En utilisant du code généré par une IA, vous n’avez aucun moyen de savoir si vous n’êtes pas en train d’intégrer un de ces « morceaux de code empoisonnés ». Et ça pourrait vous forcer à révéler tous vos secrets de fabrication.
La perte de compétence, un danger à long terme
À force de déléguer, on perd la main. Le développeur ne devient plus un créateur. Il devient un simple « assembleur » de briques de code qu’il ne maîtrise plus. Pour les jeunes développeurs, c’est un danger énorme. Ils apprennent à avoir un résultat, mais sans comprendre le « comment » ni le « pourquoi ». Et ça les rend incapables de résoudre des problèmes complexes.
Le « délire » de l’IA, des erreurs subtiles mais dévastatrices
Comme pour le texte, l’IA qui code peut avoir des « hallucinations ». Elle peut générer un code qui a l’air parfaitement logique, mais qui contient une erreur de raisonnement subtile.

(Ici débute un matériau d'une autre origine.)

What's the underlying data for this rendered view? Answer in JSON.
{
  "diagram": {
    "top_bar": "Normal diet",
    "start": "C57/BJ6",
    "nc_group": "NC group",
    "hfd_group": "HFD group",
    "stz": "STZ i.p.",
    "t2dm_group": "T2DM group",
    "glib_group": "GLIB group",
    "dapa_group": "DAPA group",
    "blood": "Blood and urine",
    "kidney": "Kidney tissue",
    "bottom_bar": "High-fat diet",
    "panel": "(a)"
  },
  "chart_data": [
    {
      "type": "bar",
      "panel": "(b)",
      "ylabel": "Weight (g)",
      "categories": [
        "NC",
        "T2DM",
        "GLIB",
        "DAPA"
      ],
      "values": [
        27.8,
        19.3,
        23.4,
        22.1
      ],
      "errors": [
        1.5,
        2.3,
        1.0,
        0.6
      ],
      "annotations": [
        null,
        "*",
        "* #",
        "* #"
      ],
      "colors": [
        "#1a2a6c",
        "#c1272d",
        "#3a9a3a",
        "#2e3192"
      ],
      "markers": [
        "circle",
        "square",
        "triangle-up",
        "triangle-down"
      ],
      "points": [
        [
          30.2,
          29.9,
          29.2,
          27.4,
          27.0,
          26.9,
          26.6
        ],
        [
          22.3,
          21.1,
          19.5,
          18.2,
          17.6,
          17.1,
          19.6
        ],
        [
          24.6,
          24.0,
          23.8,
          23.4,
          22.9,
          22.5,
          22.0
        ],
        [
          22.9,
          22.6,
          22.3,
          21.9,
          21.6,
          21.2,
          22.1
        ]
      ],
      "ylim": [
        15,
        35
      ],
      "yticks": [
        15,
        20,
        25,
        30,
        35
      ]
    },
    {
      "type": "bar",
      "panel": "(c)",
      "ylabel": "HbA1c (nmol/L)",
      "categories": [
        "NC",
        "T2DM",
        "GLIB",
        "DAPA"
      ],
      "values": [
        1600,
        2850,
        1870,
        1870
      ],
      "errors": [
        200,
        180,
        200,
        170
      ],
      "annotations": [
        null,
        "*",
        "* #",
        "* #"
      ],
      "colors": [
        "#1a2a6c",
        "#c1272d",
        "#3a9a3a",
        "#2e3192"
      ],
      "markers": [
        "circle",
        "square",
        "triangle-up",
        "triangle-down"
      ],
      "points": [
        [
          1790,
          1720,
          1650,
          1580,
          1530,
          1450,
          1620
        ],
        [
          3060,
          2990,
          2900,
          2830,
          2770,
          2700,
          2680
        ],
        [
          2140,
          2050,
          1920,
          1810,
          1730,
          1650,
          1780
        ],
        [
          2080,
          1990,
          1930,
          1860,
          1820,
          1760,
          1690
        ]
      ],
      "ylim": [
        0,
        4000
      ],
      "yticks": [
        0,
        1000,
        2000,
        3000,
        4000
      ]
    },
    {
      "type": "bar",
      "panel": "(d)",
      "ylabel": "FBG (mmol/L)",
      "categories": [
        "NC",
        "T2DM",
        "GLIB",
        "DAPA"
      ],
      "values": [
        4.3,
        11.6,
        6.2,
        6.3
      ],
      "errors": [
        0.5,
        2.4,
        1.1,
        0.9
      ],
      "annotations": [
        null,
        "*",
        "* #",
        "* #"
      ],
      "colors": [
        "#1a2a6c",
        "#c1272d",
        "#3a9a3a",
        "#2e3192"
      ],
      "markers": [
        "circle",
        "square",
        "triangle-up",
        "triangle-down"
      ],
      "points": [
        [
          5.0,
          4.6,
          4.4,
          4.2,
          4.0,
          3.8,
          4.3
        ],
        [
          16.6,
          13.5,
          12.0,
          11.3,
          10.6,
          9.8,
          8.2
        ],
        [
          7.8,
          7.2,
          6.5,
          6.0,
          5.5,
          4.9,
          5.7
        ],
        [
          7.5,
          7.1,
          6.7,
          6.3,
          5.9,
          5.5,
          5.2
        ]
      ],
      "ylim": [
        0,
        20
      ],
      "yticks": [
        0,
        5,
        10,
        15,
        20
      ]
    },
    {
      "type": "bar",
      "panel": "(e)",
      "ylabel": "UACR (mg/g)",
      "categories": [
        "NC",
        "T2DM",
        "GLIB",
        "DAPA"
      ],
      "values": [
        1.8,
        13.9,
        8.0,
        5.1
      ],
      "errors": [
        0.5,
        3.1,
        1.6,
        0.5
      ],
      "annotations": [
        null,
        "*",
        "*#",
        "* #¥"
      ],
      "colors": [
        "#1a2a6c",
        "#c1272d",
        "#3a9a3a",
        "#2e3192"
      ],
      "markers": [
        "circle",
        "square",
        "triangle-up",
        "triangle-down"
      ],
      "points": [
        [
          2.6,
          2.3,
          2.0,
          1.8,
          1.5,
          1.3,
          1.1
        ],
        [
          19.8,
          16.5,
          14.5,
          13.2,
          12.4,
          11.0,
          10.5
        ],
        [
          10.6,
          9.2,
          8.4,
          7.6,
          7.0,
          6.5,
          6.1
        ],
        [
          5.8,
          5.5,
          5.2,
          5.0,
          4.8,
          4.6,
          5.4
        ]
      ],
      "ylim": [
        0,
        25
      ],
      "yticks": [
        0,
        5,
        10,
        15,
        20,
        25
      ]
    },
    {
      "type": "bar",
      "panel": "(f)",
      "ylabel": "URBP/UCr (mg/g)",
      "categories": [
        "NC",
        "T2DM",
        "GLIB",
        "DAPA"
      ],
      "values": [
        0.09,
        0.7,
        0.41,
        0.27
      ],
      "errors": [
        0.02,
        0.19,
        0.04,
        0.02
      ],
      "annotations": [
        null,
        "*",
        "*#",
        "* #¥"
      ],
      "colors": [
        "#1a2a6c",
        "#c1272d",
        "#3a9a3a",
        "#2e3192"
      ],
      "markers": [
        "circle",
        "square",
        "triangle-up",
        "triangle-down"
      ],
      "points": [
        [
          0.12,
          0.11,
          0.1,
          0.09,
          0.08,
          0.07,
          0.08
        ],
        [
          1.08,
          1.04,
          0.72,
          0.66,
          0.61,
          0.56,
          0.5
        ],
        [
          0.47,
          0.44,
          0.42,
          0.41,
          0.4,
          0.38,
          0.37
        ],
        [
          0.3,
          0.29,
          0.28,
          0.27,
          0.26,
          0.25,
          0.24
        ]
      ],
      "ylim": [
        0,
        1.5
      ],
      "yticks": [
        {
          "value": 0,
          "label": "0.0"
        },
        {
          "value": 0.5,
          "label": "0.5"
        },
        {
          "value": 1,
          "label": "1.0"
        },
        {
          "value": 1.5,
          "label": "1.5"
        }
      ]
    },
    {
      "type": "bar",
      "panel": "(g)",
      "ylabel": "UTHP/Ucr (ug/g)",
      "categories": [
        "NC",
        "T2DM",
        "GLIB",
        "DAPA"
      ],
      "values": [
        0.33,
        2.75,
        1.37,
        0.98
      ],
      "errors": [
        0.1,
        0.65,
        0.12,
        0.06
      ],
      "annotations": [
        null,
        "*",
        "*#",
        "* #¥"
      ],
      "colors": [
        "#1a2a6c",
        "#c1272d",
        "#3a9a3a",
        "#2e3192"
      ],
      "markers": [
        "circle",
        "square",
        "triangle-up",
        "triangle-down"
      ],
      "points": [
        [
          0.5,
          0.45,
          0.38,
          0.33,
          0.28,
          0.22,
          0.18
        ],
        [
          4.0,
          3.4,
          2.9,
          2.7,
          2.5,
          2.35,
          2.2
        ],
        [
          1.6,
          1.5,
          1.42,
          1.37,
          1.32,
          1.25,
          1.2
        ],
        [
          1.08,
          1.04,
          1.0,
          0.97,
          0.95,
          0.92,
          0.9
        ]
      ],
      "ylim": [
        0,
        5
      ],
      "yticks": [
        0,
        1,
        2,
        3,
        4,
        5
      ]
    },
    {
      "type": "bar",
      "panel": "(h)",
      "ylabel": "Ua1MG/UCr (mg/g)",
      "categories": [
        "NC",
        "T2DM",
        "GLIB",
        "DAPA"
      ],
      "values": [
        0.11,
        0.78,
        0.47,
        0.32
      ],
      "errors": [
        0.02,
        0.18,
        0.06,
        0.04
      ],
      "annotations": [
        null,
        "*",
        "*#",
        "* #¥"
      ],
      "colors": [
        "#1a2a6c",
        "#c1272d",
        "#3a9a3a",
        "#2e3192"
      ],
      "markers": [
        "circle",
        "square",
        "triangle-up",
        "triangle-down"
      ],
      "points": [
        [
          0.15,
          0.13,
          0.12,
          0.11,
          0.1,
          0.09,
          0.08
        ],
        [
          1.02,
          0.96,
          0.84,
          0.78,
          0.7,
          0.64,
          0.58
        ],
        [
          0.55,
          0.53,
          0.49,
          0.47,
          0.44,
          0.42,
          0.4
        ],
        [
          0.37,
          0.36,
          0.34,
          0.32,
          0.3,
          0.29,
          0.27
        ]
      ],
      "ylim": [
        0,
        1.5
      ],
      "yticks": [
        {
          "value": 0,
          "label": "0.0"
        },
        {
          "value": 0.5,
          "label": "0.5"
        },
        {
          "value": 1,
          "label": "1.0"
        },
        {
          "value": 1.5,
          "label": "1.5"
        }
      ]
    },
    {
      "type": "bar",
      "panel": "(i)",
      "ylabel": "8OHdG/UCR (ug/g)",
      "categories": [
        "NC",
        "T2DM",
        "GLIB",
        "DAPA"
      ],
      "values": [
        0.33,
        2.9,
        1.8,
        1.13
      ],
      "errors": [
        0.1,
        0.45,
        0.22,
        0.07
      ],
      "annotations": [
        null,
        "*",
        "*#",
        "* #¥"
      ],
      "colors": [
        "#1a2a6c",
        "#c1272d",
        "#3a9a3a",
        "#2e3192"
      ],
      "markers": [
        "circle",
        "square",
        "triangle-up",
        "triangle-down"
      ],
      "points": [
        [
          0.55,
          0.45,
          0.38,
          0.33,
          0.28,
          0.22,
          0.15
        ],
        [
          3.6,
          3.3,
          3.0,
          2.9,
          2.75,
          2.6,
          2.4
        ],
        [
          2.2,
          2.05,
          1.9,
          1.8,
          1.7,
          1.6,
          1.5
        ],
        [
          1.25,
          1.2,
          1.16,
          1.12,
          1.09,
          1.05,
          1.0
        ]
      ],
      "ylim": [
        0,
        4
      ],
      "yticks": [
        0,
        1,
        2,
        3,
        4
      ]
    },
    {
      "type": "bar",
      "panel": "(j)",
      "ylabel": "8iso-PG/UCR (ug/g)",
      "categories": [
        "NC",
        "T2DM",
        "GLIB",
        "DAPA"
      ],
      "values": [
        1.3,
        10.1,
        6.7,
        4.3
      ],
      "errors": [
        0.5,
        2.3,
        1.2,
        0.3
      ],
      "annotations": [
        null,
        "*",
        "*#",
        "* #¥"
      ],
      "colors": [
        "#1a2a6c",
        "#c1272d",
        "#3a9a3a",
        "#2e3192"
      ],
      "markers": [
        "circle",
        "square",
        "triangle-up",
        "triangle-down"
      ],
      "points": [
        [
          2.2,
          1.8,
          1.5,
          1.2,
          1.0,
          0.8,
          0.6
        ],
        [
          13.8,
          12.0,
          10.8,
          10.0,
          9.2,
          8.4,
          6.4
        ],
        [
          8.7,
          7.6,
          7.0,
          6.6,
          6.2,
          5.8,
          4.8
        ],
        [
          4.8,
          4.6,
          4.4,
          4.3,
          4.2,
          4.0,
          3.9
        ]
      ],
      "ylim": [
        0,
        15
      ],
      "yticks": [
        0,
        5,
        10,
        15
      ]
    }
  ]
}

Un bug qui ne se verra que dans des cas très spécifiques. Le temps que vous gagnez à la création, vous le perdez au centuple quand il faut trouver le bug.
L’IA est un outil, pas un développeur
L’erreur, c’est de voir l’IA comme un développeur à part entière. C’est un outil surpuissant, un assistant qui peut décupler votre productivité. Mais il ne remplace ni votre jugement, ni votre expertise, ni votre responsabilité.
Le code qu’il génère doit être considéré comme un brouillon, une suggestion. Et il doit être systématiquement revu, compris, testé et validé par un expert. L’IA peut tenir le marteau. Mais c’est encore à l’artisan de savoir où et comment frapper.